The evangelism-inducing socks in question are called Bombas, a line of athletic socks that were launched last year after a successful crowdfunding campaign. Project creators David Heath and Randy Goldberg asked for $15,000 and ended up getting over $142,000.
The idea behind the Bombas sock project was two-fold: design an amazing pair of socks from the ground up and use the sales of said socks to subsidize the giving away of free socks to the homeless and other needy humans. Dave and Randy got the idea for the project after reading that socks are the number one item requested at homeless shelters. So now, for every pair of Bombas you buy ($9/pair), a pair is donated to a shelter or other suitable charity.

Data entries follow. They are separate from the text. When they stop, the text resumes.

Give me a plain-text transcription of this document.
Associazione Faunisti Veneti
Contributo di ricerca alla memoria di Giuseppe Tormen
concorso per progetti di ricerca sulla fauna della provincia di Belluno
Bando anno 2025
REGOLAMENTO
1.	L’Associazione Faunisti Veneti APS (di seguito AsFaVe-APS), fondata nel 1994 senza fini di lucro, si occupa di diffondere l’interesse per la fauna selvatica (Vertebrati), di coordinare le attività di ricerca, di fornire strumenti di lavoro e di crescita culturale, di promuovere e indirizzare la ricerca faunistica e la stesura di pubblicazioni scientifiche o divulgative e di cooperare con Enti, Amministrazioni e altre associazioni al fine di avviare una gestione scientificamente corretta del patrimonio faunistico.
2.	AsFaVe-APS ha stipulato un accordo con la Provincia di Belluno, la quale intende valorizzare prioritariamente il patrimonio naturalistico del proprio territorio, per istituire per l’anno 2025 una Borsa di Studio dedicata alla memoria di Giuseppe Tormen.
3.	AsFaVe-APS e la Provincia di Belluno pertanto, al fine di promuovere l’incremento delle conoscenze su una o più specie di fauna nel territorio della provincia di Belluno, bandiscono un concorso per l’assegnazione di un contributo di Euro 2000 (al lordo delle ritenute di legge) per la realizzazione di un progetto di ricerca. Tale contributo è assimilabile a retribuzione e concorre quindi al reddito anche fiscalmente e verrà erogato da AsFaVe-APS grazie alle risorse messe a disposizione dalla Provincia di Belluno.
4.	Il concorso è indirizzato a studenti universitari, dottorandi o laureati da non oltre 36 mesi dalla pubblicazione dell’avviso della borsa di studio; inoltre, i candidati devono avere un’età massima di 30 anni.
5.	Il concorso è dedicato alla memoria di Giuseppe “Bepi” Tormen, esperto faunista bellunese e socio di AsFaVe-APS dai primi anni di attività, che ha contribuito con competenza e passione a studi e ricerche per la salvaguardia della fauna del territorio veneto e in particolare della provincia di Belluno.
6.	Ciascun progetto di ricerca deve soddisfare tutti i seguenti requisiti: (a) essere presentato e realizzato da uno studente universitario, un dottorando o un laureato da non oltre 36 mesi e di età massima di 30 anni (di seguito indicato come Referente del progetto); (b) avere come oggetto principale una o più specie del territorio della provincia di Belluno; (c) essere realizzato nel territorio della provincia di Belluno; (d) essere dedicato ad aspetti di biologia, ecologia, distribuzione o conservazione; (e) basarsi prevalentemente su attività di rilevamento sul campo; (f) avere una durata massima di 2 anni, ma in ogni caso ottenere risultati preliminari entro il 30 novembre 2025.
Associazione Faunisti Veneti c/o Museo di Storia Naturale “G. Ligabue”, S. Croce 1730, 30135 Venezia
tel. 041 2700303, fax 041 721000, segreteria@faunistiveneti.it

The do-gooder aspects are admirable enough, but what about the socks themselves? The first thing you need to know about me personally is that I have a painful history with socks. I have severe arthritis and resulting poor circulation. As a result, I have a devil of a time finding socks that don’t make my ankles swell. With probably 75% of the socks I buy, by the end of the day, I have a painful and unsightly sausaging effect above the top band of the socks. Sometimes this gets so bad that I develop painful blisters along the top band. The result of this is that I end up with a few pairs of socks that are comfortable enough and I wear those over and over again until they fall apart. And the trouble with these comfortable-enough socks is that, because they’re loose in the ankle, they tend to fall down. No fun, either. Bombas socks alleviate all these issues and are, hands down, the most comfortable, supportive, and physically-kind socks I’ve ever worn.

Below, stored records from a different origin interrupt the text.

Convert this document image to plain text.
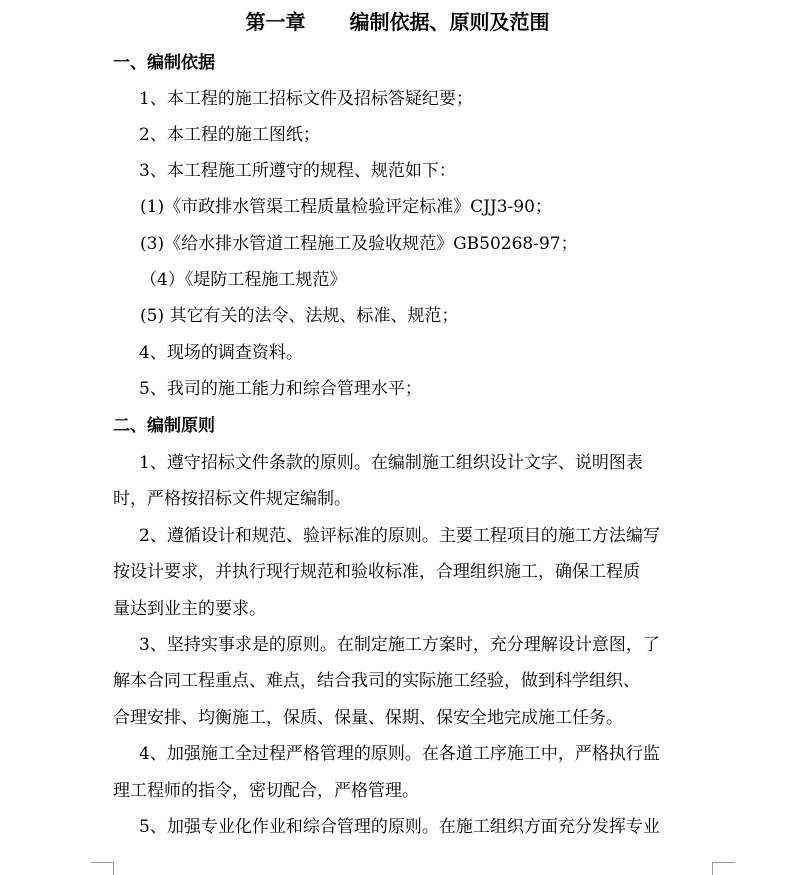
第一章 编制依据、原则及范围
一、编制依据
1、本工程的施工招标文件及招标答疑纪要；
2、本工程的施工图纸；
3、本工程施工所遵守的规程、规范如下：
(1)《市政排水管渠工程质量检验评定标准》CJJ3-90；
(3)《给水排水管道工程施工及验收规范》GB50268-97；
（4）《堤防工程施工规范》
(5) 其它有关的法令、法规、标准、规范；
4、现场的调查资料。
5、我司的施工能力和综合管理水平；
二、编制原则
1、遵守招标文件条款的原则。在编制施工组织设计文字、说明图表
时，严格按招标文件规定编制。
2、遵循设计和规范、验评标准的原则。主要工程项目的施工方法编写
按设计要求，并执行现行规范和验收标准，合理组织施工，确保工程质
量达到业主的要求。
3、坚持实事求是的原则。在制定施工方案时，充分理解设计意图，了
解本合同工程重点、难点，结合我司的实际施工经验，做到科学组织、
合理安排、均衡施工，保质、保量、保期、保安全地完成施工任务。
4、加强施工全过程严格管理的原则。在各道工序施工中，严格执行监
理工程师的指令，密切配合，严格管理。
5、加强专业化作业和综合管理的原则。在施工组织方面充分发挥专业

During the development process, the Bombas design team re-examined every aspect of the sock. They tested hundreds of tension levels around the ankle and came up with a stitching approach they dubbed “stay up technology.” They figured out how to create a toe that has no uncomfortable seams and a heel that forms a natural cup around the back of your foot. They also came up with a honeycomb stitching pattern for the midfoot that sort of gives your foot a comforting squeeze as you wear them. The soles of the socks are also slightly padded, which feels really good, especially to my always-aching dogs.
I was first introduced to Bombas in the fall of 2013 when I gave a talk at the Long Now Foundation in San Francisco. I was on a book tour, promoting my recent book, Borg Like Me. Some friends of mine had given me a collection of touring socks and challenged me to create some sort of “Socks on Tour” performance piece around them. So, I started introducing my socks before my readings and asking audience members to come up after the reading and have a photo taken, sock-to-sock. After the Long Now reading, a guy came up, took off his shoes, and began evangelizing about his Bombas socks (he’s been a backer of their Indiegogo campaign). I thought it was a little odd, but hey, I like odd. I went home, looked up the socks, ordered a pair, and about 20 minutes after wearing that first pair, I went back online and ordered a bunch more. I soon plan to replace all of the unwearable socks in my drawer.

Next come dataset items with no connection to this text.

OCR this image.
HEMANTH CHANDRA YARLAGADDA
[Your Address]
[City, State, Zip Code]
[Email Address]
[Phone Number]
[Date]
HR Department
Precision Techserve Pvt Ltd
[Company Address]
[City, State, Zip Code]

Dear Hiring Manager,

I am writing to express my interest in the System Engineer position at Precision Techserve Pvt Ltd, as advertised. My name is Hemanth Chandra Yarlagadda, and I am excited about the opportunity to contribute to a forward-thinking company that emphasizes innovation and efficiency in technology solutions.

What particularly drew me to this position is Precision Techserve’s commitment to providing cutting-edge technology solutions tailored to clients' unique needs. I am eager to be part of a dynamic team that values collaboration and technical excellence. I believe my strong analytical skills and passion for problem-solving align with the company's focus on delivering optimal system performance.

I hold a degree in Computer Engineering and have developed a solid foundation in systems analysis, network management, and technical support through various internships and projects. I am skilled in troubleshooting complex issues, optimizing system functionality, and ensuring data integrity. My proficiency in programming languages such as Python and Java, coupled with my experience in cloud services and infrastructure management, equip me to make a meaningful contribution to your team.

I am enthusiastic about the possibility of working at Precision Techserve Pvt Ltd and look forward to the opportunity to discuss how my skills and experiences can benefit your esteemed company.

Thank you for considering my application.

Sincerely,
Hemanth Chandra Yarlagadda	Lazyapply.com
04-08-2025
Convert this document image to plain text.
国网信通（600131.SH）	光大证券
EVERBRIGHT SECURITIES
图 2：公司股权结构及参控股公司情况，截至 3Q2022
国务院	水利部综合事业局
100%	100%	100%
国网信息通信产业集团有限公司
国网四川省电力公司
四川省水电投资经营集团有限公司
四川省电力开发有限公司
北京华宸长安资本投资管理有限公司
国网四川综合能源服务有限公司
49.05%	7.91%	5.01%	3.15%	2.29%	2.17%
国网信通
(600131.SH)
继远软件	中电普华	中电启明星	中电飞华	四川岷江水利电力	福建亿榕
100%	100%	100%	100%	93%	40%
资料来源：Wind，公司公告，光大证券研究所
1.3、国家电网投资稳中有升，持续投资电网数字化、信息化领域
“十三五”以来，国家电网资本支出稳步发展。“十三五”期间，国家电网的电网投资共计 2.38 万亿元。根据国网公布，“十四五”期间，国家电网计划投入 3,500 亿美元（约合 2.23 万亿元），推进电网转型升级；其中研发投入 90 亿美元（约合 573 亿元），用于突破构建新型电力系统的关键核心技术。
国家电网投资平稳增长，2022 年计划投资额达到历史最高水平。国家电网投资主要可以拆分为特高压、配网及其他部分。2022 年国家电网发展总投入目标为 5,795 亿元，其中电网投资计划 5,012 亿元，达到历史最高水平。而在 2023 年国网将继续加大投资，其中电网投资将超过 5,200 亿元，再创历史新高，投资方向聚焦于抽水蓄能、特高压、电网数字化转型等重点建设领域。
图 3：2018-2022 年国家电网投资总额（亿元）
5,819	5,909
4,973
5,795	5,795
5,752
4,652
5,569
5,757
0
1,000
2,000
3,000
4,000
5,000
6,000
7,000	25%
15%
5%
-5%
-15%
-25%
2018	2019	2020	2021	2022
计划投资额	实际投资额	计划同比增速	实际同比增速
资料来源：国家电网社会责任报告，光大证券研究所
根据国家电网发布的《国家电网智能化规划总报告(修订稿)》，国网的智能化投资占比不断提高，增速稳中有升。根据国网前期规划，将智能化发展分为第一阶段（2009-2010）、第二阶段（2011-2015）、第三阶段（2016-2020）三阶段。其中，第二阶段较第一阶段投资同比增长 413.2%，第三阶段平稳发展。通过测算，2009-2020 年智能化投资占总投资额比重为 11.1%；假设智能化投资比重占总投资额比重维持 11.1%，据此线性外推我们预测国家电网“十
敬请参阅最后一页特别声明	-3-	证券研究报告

My Stance-brand “Socks on Tour” meeting a pair of Bombas
As much as I love my Bombas, I have a few criticisms. I’m not really thrilled by the overly vibrant, busy design. I hope that, given the success of the socks (they’ve been having trouble keeping them in stock), they’ll offer other designs. This doesn’t bother me too much – whoever sees your socks? – but I’d prefer less over-the-top design. The other, more significant drawback, is that while the padded sole is really comfortable, the extra material (pima cotton, BTW) makes my feet sweat more than usual. But honestly, given everything else that I love about these socks, I can deal with a little damp-foot. When you’re really in love, you’re willing to turn a blind eye to a few faults. I’m in love.